Leading members of the environmentalist Greens have expressed openness toward coalition talks with Merkel's conservative Christian Democrats. But some Greens are calling for a coalition with the SPD and Left Party.
At a postelection party conference in Berlin on Saturday, the Greens discussed possible partners in a future coalition government. While joining with the center-right CDU is considered unlikely, leading Greens called on their party colleagues to remain open to the idea of working with Chancellor Angela Merkel.
Winfried Kretschmann (pictured above left), the premier of the southern state of Baden-Württemberg, said that a grand coalition between the Social Democrats and Christian Democrats could jeopardize Germany's national efforts to transition to renewable energy and away from fossil fuels.
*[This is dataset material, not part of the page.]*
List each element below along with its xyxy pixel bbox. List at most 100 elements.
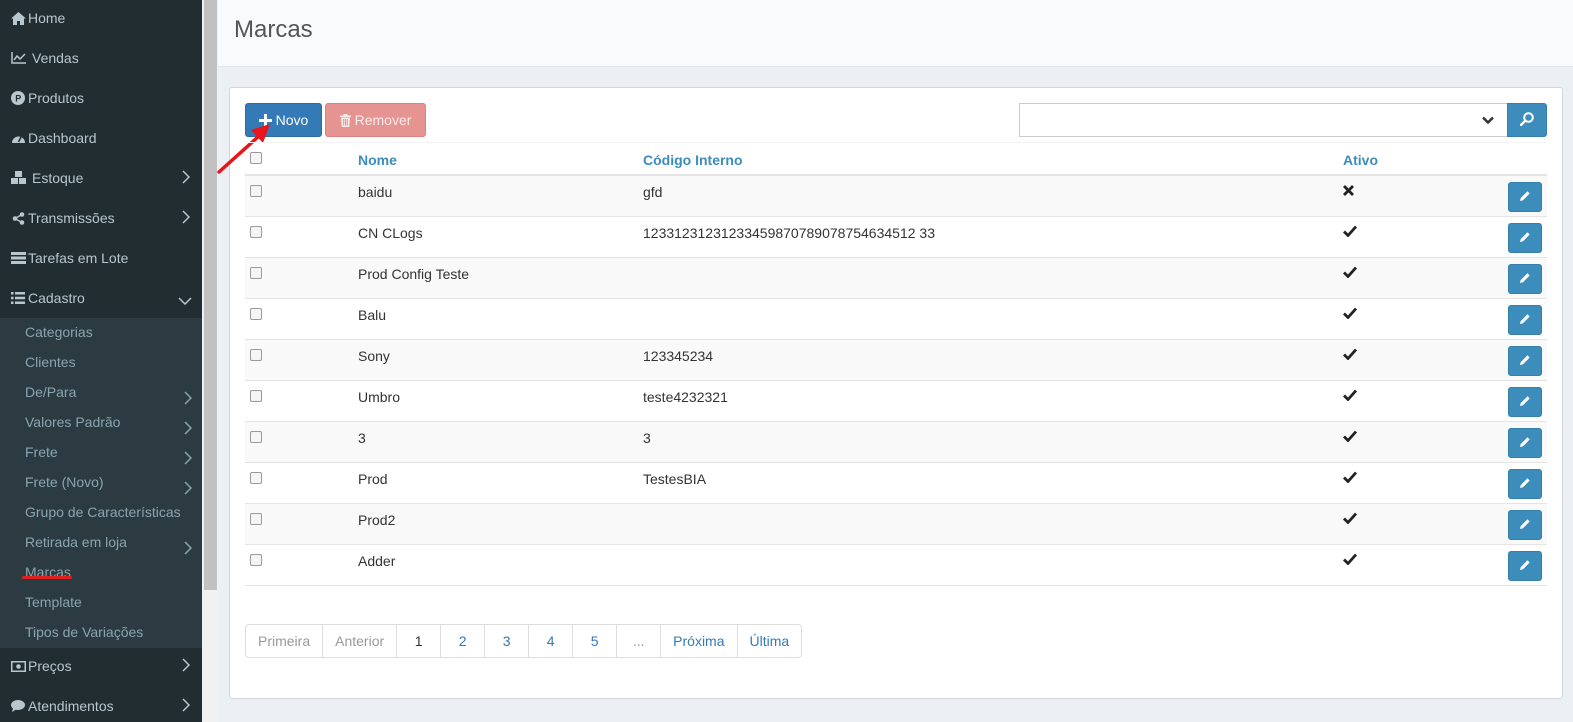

Kretschmann - the first and only Green to lead a German state - said that the SPD and CDU would only look at energy policy in terms of the costs, and that they support coal. He called on his colleagues to seriously consider coalition talks with the CDU, even though the Greens have major differences with Merkel's party.
"We have to make it clear that we are ready to take on responsibility, even if it fails," Kretschmann said.
Call for left-wing coalition
Jürgen Trittin, the party's top candidate in the election, indicated that the Greens were prepared to negotiate with any of the parties represented in parliament.
Green chief Cem Özdemir (pictured above right) called for serious consideration of a coalition with the SPD and the Left party. However, both the Greens and the SPD have long considered a coalition with the Left party taboo, because of its deep internal divisions and economic policies.
After Chancellor Merkel's decisive win in last week's general elections, three coalition formations are numerically possible: CDU-SPD, CDU-Green, or SPD-Green-Left party.
A grand coalition between the CDU and SPD is widely considered the most realistic possibility. The SPD voted yesterday to enter coalition negotiations with the CDU, despite deep skepticism among the center-left party's base.
The Greens won just 8.4 percent of the vote last Sunday, two percentage points less than their 2009 result. Katrin Göring-Eckardt, who led the campaign along with Trittin, said the Greens focused too much on raising taxes.
"The people felt threatened and patronized by us, not enthused," Göring-Eckardt said, calling for the party to return to the environment "again as our central theme."
Trittin accepted responsibility for the election result. He said that the campaign overestimated voters' willingness to accept change and underestimated the amount of opposition to the Greens. Trittin has already resigned from his position as the party's parliamentary chief.